Polisi mulai masuk untuk membersihkan perintang di pinggiran lokasi utama unjuk rasa di Admiralty, menghadapi demonstran yang sejak semalam jumlahnya sudah menyusut menurut laporan koresponden kantor berita AFP.

Para demonstran, yang sebagian tidur di tenda-tenda, tetap berada di lokasi. Polisi mengatakan mereka bermaksud membersihkan penghalang lalu lintas dan bukan ingin mengakhiri aksi protes tersebut.

"Kami mendesak pemrotes mendengarkan saran dari polisi, tidak menghalangi tindakan polisi, untuk memindahkan rintangan-rintangan yang menutup jalan-jalan sesegera mungkin, dan meninggalkan lokasi dengan damai dan tertib," demikian pernyataan kepolisian Hong Kong.

Pesan itu disampaikan lewat megaphone di lokasi aksi. Para polisi mengenakan jaket tapi tidak memakai peralatan anti huru-hara.

Setidaknya dua lusin mobil kepolisian diparkir dekat Admiralty, di Central. Polisi juga berkumpul di lokasi unjuk rasa lain di Mongkok.

Pada Senin pagi sejumlah demonstran di Admiralty memegang payung yang menjadi simbol gerakan Hong Kong untuk melindungi diri dari semprotan merica oleh Polisi.

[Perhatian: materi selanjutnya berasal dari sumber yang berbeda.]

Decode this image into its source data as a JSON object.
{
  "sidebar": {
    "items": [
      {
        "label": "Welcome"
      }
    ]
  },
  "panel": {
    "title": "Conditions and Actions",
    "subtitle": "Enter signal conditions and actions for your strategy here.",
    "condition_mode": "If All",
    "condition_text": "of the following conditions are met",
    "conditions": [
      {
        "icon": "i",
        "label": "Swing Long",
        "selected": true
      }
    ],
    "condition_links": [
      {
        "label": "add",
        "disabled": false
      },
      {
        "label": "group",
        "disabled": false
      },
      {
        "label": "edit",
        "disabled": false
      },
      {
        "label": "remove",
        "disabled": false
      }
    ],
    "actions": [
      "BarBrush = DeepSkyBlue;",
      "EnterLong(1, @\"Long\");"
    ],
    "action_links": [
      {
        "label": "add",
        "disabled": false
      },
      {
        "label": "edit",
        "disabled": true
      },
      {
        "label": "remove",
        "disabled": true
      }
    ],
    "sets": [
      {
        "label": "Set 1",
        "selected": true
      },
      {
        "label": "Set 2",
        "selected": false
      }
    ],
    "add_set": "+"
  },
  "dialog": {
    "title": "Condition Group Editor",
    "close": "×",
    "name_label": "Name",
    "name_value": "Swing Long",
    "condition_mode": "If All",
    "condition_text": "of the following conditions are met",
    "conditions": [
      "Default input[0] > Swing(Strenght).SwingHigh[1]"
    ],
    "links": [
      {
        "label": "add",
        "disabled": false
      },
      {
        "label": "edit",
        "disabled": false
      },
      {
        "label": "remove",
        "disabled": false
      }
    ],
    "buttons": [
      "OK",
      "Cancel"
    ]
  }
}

"Saya marah karena gerakan payung ini milik mahasiswa Hong Kong. Polisi tidak seharusnya menjadi musuh, tetapi teman-teman kita," kata Kim Kwan, mahasiswa 21 tahun yang mengutuk intervensi oleh polisi pada Senin pagi.


Kekuatan minimum

Para demonstran menyeru Beijing memberikan demokrasi penuh ke bekas koloni Inggris tersebut dan membuat sebagian daerah Hong Kong mengalami kemandegan dalam dua pekan terakhir.

Meski perintah untuk membubarkan diri berulang kali disampaikan, demonstrasi terasa pemanen dengan tenda-tenda, alat mandi portabel dan tempat-tempat kuliah dan menarik ribuan orang pada petang-petang terakhir.

Pada Minggu, pemimpin Hong Kong Leung Chun Ying, mengatakan para pengunjuk rasa hanya punya "hampir nol peluang" untuk mengubah sikap Beijing dan mendapatkan hak menggelar pemilu yang bebas.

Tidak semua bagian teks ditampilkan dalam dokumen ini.